The development of new medicines is a major reason medical science added 20 years to global life expectancy in the past century. But the pharmaceutical industry’s role as healer is sorely diminished if we don’t develop medicines fairly for everyone who needs them, regardless of income, gender, race, geography, or ability.
Unless we bring medical innovations to everyone, everywhere, equally, we fail in a mission where failure is not an option.
Equity and diversity in clinical trials—the gateways to new medicines—benefit both patients and our business. We do the most good and generate better scientific insights by studying our medicines in populations representative of the people suffering from that disease. Accessing the totality of the patient pool lets us move medicines from trials to delivery faster.
The U.S. Food and Drug Administration has taken note. The FDA has published draft guidance, and recent legislation has been signed into law on improving diversity in clinical trials. As such, pharmaceutical companies will be required to submit diversity plans for late-stage trials to improve enrollment for underrepresented groups and enhance health equity.

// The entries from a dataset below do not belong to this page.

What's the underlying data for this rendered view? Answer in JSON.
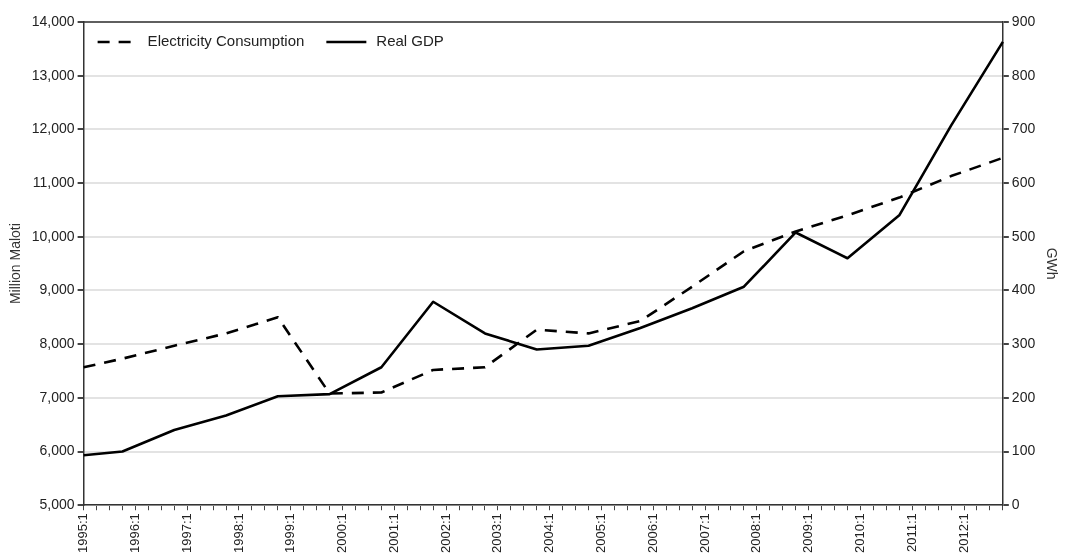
{
  "chart_data": {
    "type": "line",
    "categories": [
      "1995:1",
      null,
      null,
      null,
      "1996:1",
      null,
      null,
      null,
      "1997:1",
      null,
      null,
      null,
      "1998:1",
      null,
      null,
      null,
      "1999:1",
      null,
      null,
      null,
      "2000:1",
      null,
      null,
      null,
      "2001:1",
      null,
      null,
      null,
      "2002:1",
      null,
      null,
      null,
      "2003:1",
      null,
      null,
      null,
      "2004:1",
      null,
      null,
      null,
      "2005:1",
      null,
      null,
      null,
      "2006:1",
      null,
      null,
      null,
      "2007:1",
      null,
      null,
      null,
      "2008:1",
      null,
      null,
      null,
      "2009:1",
      null,
      null,
      null,
      "2010:1",
      null,
      null,
      null,
      "2011:1",
      null,
      null,
      null,
      "2012:1",
      null,
      null,
      null
    ],
    "series": [
      {
        "name": "Electricity Consumption",
        "color": "#000000",
        "axis": "y2",
        "line_style": "dashed",
        "values": [
          257,
          null,
          null,
          273,
          null,
          null,
          null,
          297,
          null,
          null,
          null,
          320,
          null,
          null,
          null,
          350,
          null,
          null,
          null,
          208,
          null,
          null,
          null,
          210,
          null,
          null,
          null,
          252,
          null,
          null,
          null,
          257,
          null,
          null,
          null,
          327,
          null,
          null,
          null,
          320,
          null,
          null,
          null,
          343,
          null,
          null,
          null,
          407,
          null,
          null,
          null,
          473,
          null,
          null,
          null,
          510,
          null,
          null,
          null,
          540,
          null,
          null,
          null,
          573,
          null,
          null,
          null,
          613,
          null,
          null,
          null,
          647
        ]
      },
      {
        "name": "Real GDP",
        "color": "#000000",
        "line_style": "solid",
        "values": [
          5930,
          null,
          null,
          6000,
          null,
          null,
          null,
          6400,
          null,
          null,
          null,
          6670,
          null,
          null,
          null,
          7030,
          null,
          null,
          null,
          7070,
          null,
          null,
          null,
          7570,
          null,
          null,
          null,
          8790,
          null,
          null,
          null,
          8200,
          null,
          null,
          null,
          7900,
          null,
          null,
          null,
          7970,
          null,
          null,
          null,
          8300,
          null,
          null,
          null,
          8670,
          null,
          null,
          null,
          9070,
          null,
          null,
          null,
          10080,
          null,
          null,
          null,
          9600,
          null,
          null,
          null,
          10400,
          null,
          null,
          null,
          12070,
          null,
          null,
          null,
          13630
        ]
      }
    ],
    "ylabel": "Million Maloti",
    "y2label": "GWh",
    "ylim": [
      5000,
      14000
    ],
    "yticks": [
      {
        "value": 5000,
        "label": "5,000"
      },
      {
        "value": 6000,
        "label": "6,000"
      },
      {
        "value": 7000,
        "label": "7,000"
      },
      {
        "value": 8000,
        "label": "8,000"
      },
      {
        "value": 9000,
        "label": "9,000"
      },
      {
        "value": 10000,
        "label": "10,000"
      },
      {
        "value": 11000,
        "label": "11,000"
      },
      {
        "value": 12000,
        "label": "12,000"
      },
      {
        "value": 13000,
        "label": "13,000"
      },
      {
        "value": 14000,
        "label": "14,000"
      }
    ],
    "y2lim": [
      0,
      900
    ],
    "y2ticks": [
      0,
      100,
      200,
      300,
      400,
      500,
      600,
      700,
      800,
      900
    ],
    "grid": "y",
    "legend": "top left",
    "marker": "none"
  }
}
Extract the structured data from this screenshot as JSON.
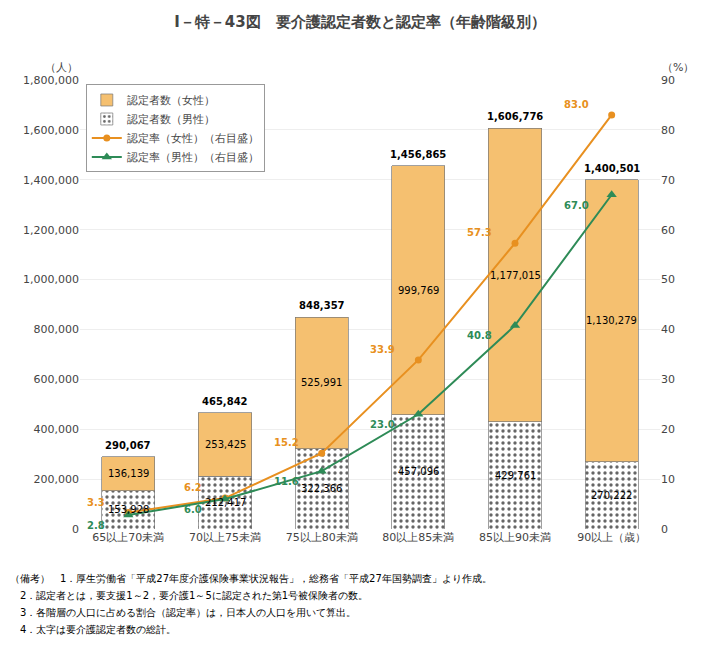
{
  "chart_data": {
    "type": "bar",
    "title": "I－特－43図　要介護認定者数と認定率（年齢階級別）",
    "categories": [
      "65以上70未満",
      "70以上75未満",
      "75以上80未満",
      "80以上85未満",
      "85以上90未満",
      "90以上（歳）"
    ],
    "stacked": true,
    "grid": true,
    "legend": "upper left",
    "data_labels": true,
    "ylabel": "（人）",
    "y2label": "（%）",
    "ylim": [
      0,
      1800000
    ],
    "yticks": [
      0,
      {
        "value": 200000,
        "label": "200,000"
      },
      {
        "value": 400000,
        "label": "400,000"
      },
      {
        "value": 600000,
        "label": "600,000"
      },
      {
        "value": 800000,
        "label": "800,000"
      },
      {
        "value": 1000000,
        "label": "1,000,000"
      },
      {
        "value": 1200000,
        "label": "1,200,000"
      },
      {
        "value": 1400000,
        "label": "1,400,000"
      },
      {
        "value": 1600000,
        "label": "1,600,000"
      },
      {
        "value": 1800000,
        "label": "1,800,000"
      }
    ],
    "y2lim": [
      0,
      90
    ],
    "y2ticks": [
      0,
      10,
      20,
      30,
      40,
      50,
      60,
      70,
      80,
      90
    ],
    "series": [
      {
        "name": "認定者数（男性）",
        "type": "bar",
        "color": "#A8D8C8",
        "marker": "dots",
        "values": [
          153928,
          212417,
          322366,
          457096,
          429761,
          270222
        ],
        "value_labels": [
          "153,928",
          "212,417",
          "322,366",
          "457,096",
          "429,761",
          "270,222"
        ]
      },
      {
        "name": "認定者数（女性）",
        "type": "bar",
        "color": "#F5C070",
        "values": [
          136139,
          253425,
          525991,
          999769,
          1177015,
          1130279
        ],
        "value_labels": [
          "136,139",
          "253,425",
          "525,991",
          "999,769",
          "1,177,015",
          "1,130,279"
        ]
      },
      {
        "name": "認定率（女性）（右目盛）",
        "type": "line",
        "axis": "y2",
        "color": "#E89020",
        "marker": "circle",
        "values": [
          3.3,
          6.2,
          15.2,
          33.9,
          57.3,
          83.0
        ],
        "value_labels": [
          "3.3",
          "6.2",
          "15.2",
          "33.9",
          "57.3",
          "83.0"
        ]
      },
      {
        "name": "認定率（男性）（右目盛）",
        "type": "line",
        "axis": "y2",
        "color": "#2E8B57",
        "marker": "triangle-up",
        "values": [
          2.8,
          6.0,
          11.6,
          23.0,
          40.8,
          67.0
        ],
        "value_labels": [
          "2.8",
          "6.0",
          "11.6",
          "23.0",
          "40.8",
          "67.0"
        ]
      }
    ],
    "totals": [
      290067,
      465842,
      848357,
      1456865,
      1606776,
      1400501
    ],
    "total_labels": [
      "290,067",
      "465,842",
      "848,357",
      "1,456,865",
      "1,606,776",
      "1,400,501"
    ],
    "footnotes": [
      "（備考）　1．厚生労働省「平成27年度介護保険事業状況報告」，総務省「平成27年国勢調査」より作成。",
      "　2．認定者とは，要支援1～2，要介護1～5に認定された第1号被保険者の数。",
      "　3．各階層の人口に占める割合（認定率）は，日本人の人口を用いて算出。",
      "　4．太字は要介護認定者数の総計。"
    ]
  }
}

Making clinical trials representative of actual patients
In 2020, Bristol Myers Squibb announced a five-year, $150 million program to address health disparities and improve clinical trial equity. We are seeing promising results.
Traditionally, most U.S. clinical trials take place in large teaching hospitals. To increase diversity, we used U.S. Census data to locate our research sites in highly diverse areas (places with highly diverse U.S. communities greater than 25%). Thanks to multiple efforts not limited to the work of community groups, local hospitals, and technology companies dedicated to health equity, as of October 2023, 62% of our active research sites are located in highly diverse communities.
Black men are 50% more likely than white men to develop prostate cancer, and twice as likely to die from it. Yet clinical trials for prostate cancer treatments historically enroll just 9% Black men.
Working with Black Health Matters to design trials and create appropriate educational and recruitment materials, BMS has doubled the number of Black men enrolled in BMS prostate cancer trials.
In partnership with Disability Solutions, BMS is understanding the challenges that traditionally underrepresented people with intellectual, developmental, and physical disabilities are facing when participating in a clinical trial. BMS is also working to understand the needs of the LGBTQI+ by allowing adult patients in the U.S. to self-identify their sexual orientation, gender identity, and intersex status.
Crucial to our mission has been our work to build trust in communities that have historically been resistant to signing up for trials.
To foster and sustain that trust, the Bristol Myers Squibb Foundation, a separate entity from BMS, has pledged $100 million to cosponsor the Robert A. Winn Diversity in Clinical Trials Award Program to train, develop, and mentor nearly 600 diverse and community-oriented clinical trialists and medical students by 2027.
Technology + humanity = equity
The desire for parity is the starting point, but it’s advances in technology that are helping make equity real.
When the COVID pandemic kept patients from clinical trial sites, we learned how to remotely analyze electronic health records and other data to keep trials going. We realized the technology also allowed us to enroll a patient population that looked more like the real world.
On the near horizon are clinical trial “digital twins”—virtual representations of patients built on historical data and analyzed by artificial intelligence. Digital twins will allow us to simulate the biological processes and outcomes of human patients, expanding our capability to recruit widely diverse populations for trials.
Digital technology is helping make clinical trials more equitable on a national and global basis.
In the U.S., we’re connecting underserved and understaffed community hospitals virtually with medical specialists who not only conduct and evaluate trials but help treat current patients.
Globally, we’re working with technology companies to design inclusive trials and recruit diverse participants in both developed and low- and middle-income nations around the world.
We’ve made encouraging progress, but more work remains. Clinical trial participants industrywide are 75% white, 11% Hispanic, 8% Black, and 6% Asian. Our industry can and must do better.
‘Who are you working for?’
One consistent mantra at BMS is the question, “Who are you working for?” It’s a deeply personal way to connect each of us to our core mission: delivering medicines to help patients prevail over disease.
Every one of our 34,000 colleagues has a family member or a friend urgently waiting for necessary medicine.
In a larger sense, the answer to “Who are you working for?” is the unknown patient anywhere in the world suffering from illness and looking to medical science for relief.
For me, there’s an additional layer. One reason I devoted my term as BMS CEO to equity and diversity is the unique responsibility of my job.
Being a CEO isn’t necessarily 10 times as hard or 10 times as demanding as previous roles I had. The main difference is the sense of accountability that comes with the office. When I was CEO, I had responsibility in some ways for what happens to 34,000 families. And, of course, the millions of patients depending on us to help them triumph over illness and disease.
Giovanni Caforio, MD, is executive chairman of Bristol Myers Squibb. Bristol Myers Squibb is a partner of Fortune’s Brainstorm Health and CEO Initiative.